The Institute of Justice has filed a federal class-action lawsuit against Wayne County, Michigan, alleging that county police seize vehicles from residents in Detroit simply because they have driven in or out of high-crime areas.
The lead plaintiff in the case is Melisa Ingram of Detroit. Police seized her vehicle twice after accusing her of committing crimes without ever formally charging her. Ingram had to pay thousands of dollars to get her vehicle back to prevent the county prosecutor from keeping it under civil asset forfeiture laws.
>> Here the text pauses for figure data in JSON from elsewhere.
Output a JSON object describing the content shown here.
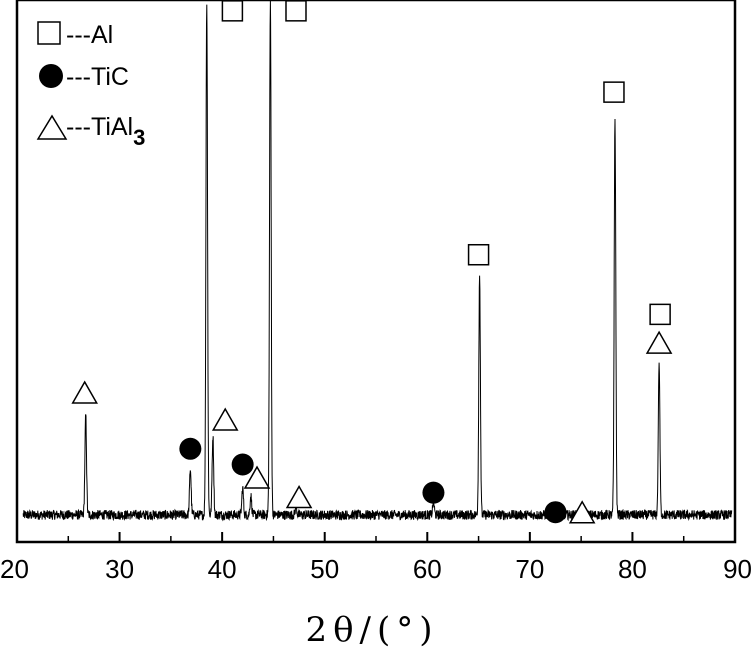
{
  "chart_data": {
    "type": "line",
    "title": "",
    "xlabel": "2θ/(°)",
    "ylabel": "",
    "xlim": [
      20,
      90
    ],
    "ylim": [
      0,
      100
    ],
    "x_ticks": [
      20,
      30,
      40,
      50,
      60,
      70,
      80,
      90
    ],
    "grid": false,
    "legend_position": "top-left",
    "legend": [
      {
        "marker": "square",
        "label": "---Al"
      },
      {
        "marker": "circle",
        "label": "---TiC"
      },
      {
        "marker": "triangle",
        "label": "---TiAl",
        "subscript": "3"
      }
    ],
    "series": [
      {
        "baseline": 5,
        "peaks": [
          {
            "x": 26.7,
            "y": 23.5
          },
          {
            "x": 36.9,
            "y": 13.5
          },
          {
            "x": 38.5,
            "y": 100
          },
          {
            "x": 39.1,
            "y": 19.5
          },
          {
            "x": 42.0,
            "y": 10
          },
          {
            "x": 42.8,
            "y": 8.5
          },
          {
            "x": 44.7,
            "y": 100
          },
          {
            "x": 47.2,
            "y": 6.5
          },
          {
            "x": 60.6,
            "y": 7.5
          },
          {
            "x": 65.1,
            "y": 49
          },
          {
            "x": 72.5,
            "y": 6
          },
          {
            "x": 78.3,
            "y": 78.5
          },
          {
            "x": 82.6,
            "y": 33
          }
        ]
      }
    ],
    "annotations": [
      {
        "marker": "square",
        "x": 41.0,
        "y": 98
      },
      {
        "marker": "square",
        "x": 47.2,
        "y": 98
      },
      {
        "marker": "square",
        "x": 78.2,
        "y": 83
      },
      {
        "marker": "square",
        "x": 65.0,
        "y": 53
      },
      {
        "marker": "square",
        "x": 82.7,
        "y": 42
      },
      {
        "marker": "triangle",
        "x": 26.6,
        "y": 27.5
      },
      {
        "marker": "triangle",
        "x": 40.3,
        "y": 22.5
      },
      {
        "marker": "triangle",
        "x": 43.4,
        "y": 11.8
      },
      {
        "marker": "triangle",
        "x": 47.5,
        "y": 8.2
      },
      {
        "marker": "triangle",
        "x": 82.6,
        "y": 36.7
      },
      {
        "marker": "triangle",
        "x": 75.1,
        "y": 5.4
      },
      {
        "marker": "circle",
        "x": 36.9,
        "y": 17.2
      },
      {
        "marker": "circle",
        "x": 42.0,
        "y": 14.3
      },
      {
        "marker": "circle",
        "x": 60.6,
        "y": 9.1
      },
      {
        "marker": "circle",
        "x": 72.5,
        "y": 5.5
      }
    ]
  }
}
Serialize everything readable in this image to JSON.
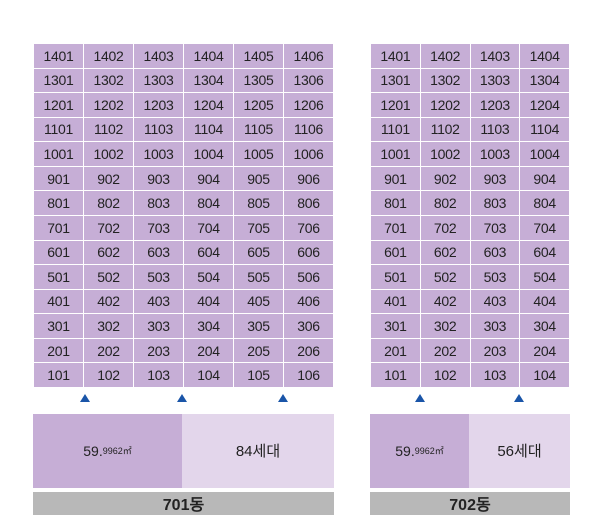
{
  "building_701": {
    "floors": [
      [
        "1401",
        "1402",
        "1403",
        "1404",
        "1405",
        "1406"
      ],
      [
        "1301",
        "1302",
        "1303",
        "1304",
        "1305",
        "1306"
      ],
      [
        "1201",
        "1202",
        "1203",
        "1204",
        "1205",
        "1206"
      ],
      [
        "1101",
        "1102",
        "1103",
        "1104",
        "1105",
        "1106"
      ],
      [
        "1001",
        "1002",
        "1003",
        "1004",
        "1005",
        "1006"
      ],
      [
        "901",
        "902",
        "903",
        "904",
        "905",
        "906"
      ],
      [
        "801",
        "802",
        "803",
        "804",
        "805",
        "806"
      ],
      [
        "701",
        "702",
        "703",
        "704",
        "705",
        "706"
      ],
      [
        "601",
        "602",
        "603",
        "604",
        "605",
        "606"
      ],
      [
        "501",
        "502",
        "503",
        "504",
        "505",
        "506"
      ],
      [
        "401",
        "402",
        "403",
        "404",
        "405",
        "406"
      ],
      [
        "301",
        "302",
        "303",
        "304",
        "305",
        "306"
      ],
      [
        "201",
        "202",
        "203",
        "204",
        "205",
        "206"
      ],
      [
        "101",
        "102",
        "103",
        "104",
        "105",
        "106"
      ]
    ],
    "area_main": "59.",
    "area_small": "9962㎡",
    "units": "84세대",
    "name": "701동"
  },
  "building_702": {
    "floors": [
      [
        "1401",
        "1402",
        "1403",
        "1404"
      ],
      [
        "1301",
        "1302",
        "1303",
        "1304"
      ],
      [
        "1201",
        "1202",
        "1203",
        "1204"
      ],
      [
        "1101",
        "1102",
        "1103",
        "1104"
      ],
      [
        "1001",
        "1002",
        "1003",
        "1004"
      ],
      [
        "901",
        "902",
        "903",
        "904"
      ],
      [
        "801",
        "802",
        "803",
        "804"
      ],
      [
        "701",
        "702",
        "703",
        "704"
      ],
      [
        "601",
        "602",
        "603",
        "604"
      ],
      [
        "501",
        "502",
        "503",
        "504"
      ],
      [
        "401",
        "402",
        "403",
        "404"
      ],
      [
        "301",
        "302",
        "303",
        "304"
      ],
      [
        "201",
        "202",
        "203",
        "204"
      ],
      [
        "101",
        "102",
        "103",
        "104"
      ]
    ],
    "area_main": "59.",
    "area_small": "9962㎡",
    "units": "56세대",
    "name": "702동"
  },
  "colors": {
    "unit_cell": "#c6aed6",
    "area_box": "#c6aed6",
    "units_box": "#e3d6eb",
    "name_bar": "#b8b8b8",
    "entrance_marker": "#1a55a8"
  },
  "icons": [
    "entrance-marker-icon"
  ]
}
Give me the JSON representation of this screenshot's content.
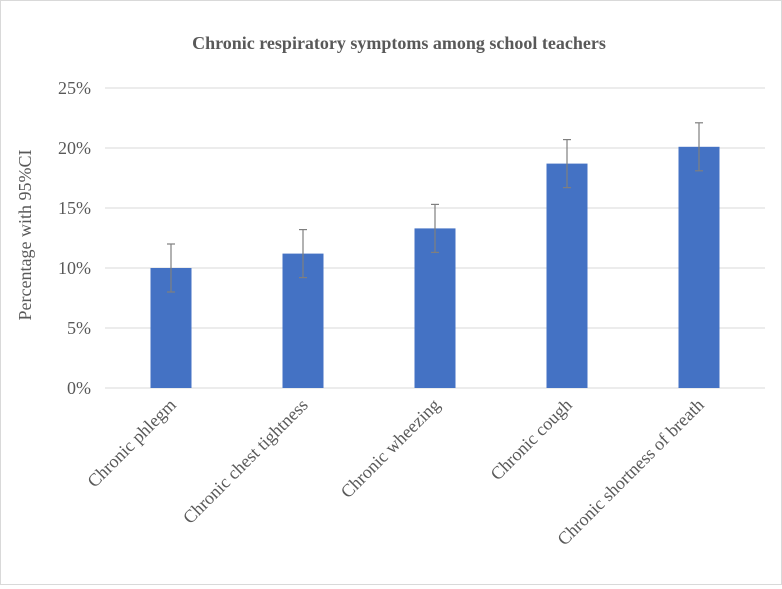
{
  "chart_data": {
    "type": "bar",
    "title": "Chronic respiratory symptoms among school teachers",
    "xlabel": "",
    "ylabel": "Percentage with 95%CI",
    "categories": [
      "Chronic phlegm",
      "Chronic chest tightness",
      "Chronic wheezing",
      "Chronic cough",
      "Chronic shortness of breath"
    ],
    "values": [
      10.0,
      11.2,
      13.3,
      18.7,
      20.1
    ],
    "error_low": [
      8.0,
      9.2,
      11.3,
      16.7,
      18.1
    ],
    "error_high": [
      12.0,
      13.2,
      15.3,
      20.7,
      22.1
    ],
    "ylim": [
      0,
      25
    ],
    "yticks": [
      "0%",
      "5%",
      "10%",
      "15%",
      "20%",
      "25%"
    ],
    "ytick_values": [
      0,
      5,
      10,
      15,
      20,
      25
    ],
    "grid": true,
    "legend": "none",
    "colors": {
      "bar": "#4472C4",
      "error": "#7f7f7f",
      "grid": "#d9d9d9",
      "text": "#595959"
    }
  }
}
Civil asset forfeiture is a nationwide system that allows authorities to seize property—cash, vehicles, electronics, houses, and the like—that are supposedly connected to a crime. Proponents of asset forfeiture laws say it is a necessary tool to disrupt criminal activity by targeting illicit proceeds, but civil liberty groups like the Institute of Justice argue there are too many incentives for police to abuse it and not enough protections for innocent citizens incorporated within it.
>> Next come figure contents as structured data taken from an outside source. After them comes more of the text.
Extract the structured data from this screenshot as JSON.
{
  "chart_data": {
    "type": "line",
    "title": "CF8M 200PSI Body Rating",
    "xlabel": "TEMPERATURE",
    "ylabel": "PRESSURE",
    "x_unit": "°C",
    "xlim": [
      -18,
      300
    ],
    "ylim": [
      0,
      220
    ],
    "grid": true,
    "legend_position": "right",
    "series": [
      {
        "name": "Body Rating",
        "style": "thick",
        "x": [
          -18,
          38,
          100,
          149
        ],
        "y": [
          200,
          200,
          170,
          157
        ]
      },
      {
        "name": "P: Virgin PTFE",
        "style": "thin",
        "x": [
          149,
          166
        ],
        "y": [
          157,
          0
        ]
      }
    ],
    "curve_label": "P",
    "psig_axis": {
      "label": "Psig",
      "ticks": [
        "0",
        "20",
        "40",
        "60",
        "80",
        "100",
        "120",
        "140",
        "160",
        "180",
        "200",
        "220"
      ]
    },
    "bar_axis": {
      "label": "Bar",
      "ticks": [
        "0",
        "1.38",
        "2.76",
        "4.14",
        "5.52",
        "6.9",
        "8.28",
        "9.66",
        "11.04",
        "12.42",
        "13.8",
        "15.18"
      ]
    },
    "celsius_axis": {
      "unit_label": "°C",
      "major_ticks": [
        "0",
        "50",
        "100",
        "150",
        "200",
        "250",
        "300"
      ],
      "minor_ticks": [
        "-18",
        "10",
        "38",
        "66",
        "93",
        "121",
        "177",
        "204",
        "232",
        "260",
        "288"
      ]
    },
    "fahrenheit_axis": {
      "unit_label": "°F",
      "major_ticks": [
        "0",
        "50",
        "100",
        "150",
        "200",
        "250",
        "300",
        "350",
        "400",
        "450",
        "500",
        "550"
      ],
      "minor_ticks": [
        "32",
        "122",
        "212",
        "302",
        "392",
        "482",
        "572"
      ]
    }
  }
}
According to the lawsuit filed on February 5, Ingram’s 2017 Ford Fusion was first seized in late 2018 after she loaned it to a former boyfriend. Her ex-boyfriend was detained by county deputies for allegedly soliciting a prostitute, but he wasn’t charged with any crime. That didn’t stop country deputies from seizing the vehicle and issuing a notice to Ingram that the county intended to keep it using asset forfeiture. Ingram had to make a settlement payment to get her car back.
The vehicle was seized a second time in the summer of 2019. Ingram once again loaned it to her boyfriend so he could drive to a friend’s house. The boyfriend was pulled over after he purportedly left a house police allege was connected to criminal activity. Again, no one was charged, but the prosecutor’s office seized the vehicle and demanded another settlement payment from Ingram.
Police in Wayne County are running an aggressive forfeiture operation as part of a campaign targeting criminals involved with drugs and prostitution in high-crime areas. According to public records, the county has seized more than 2,600 cars over the past two years, raking in more than $1.2 million in asset forfeiture revenues.
No one was charged with a crime in 438 of those cases. In almost a dozen cases, the vehicles were seized under suspicion of a drug violation, even though records show police didn’t find any drugs. Wayne County prosecutors usually offer to settle such cases and return the owner’s vehicle for a $900 fee plus additional storage and towing fees.
“Civil forfeiture is one of the greatest threats to property rights in the nation today,” said Institute of Justice attorney Wesley Hottot. “It allows police and prosecutors to seize and then permanently take people’s property without even charging them with a crime. You don’t have the kind of protections that you would have in a normal criminal proceeding.”
In its lawsuit, the Institute of Justice claims these settlement offers, plus the costly and lengthy process of challenging a seizure, amount to a shakedown and violate the 4th, 8th, and 14th Amendment.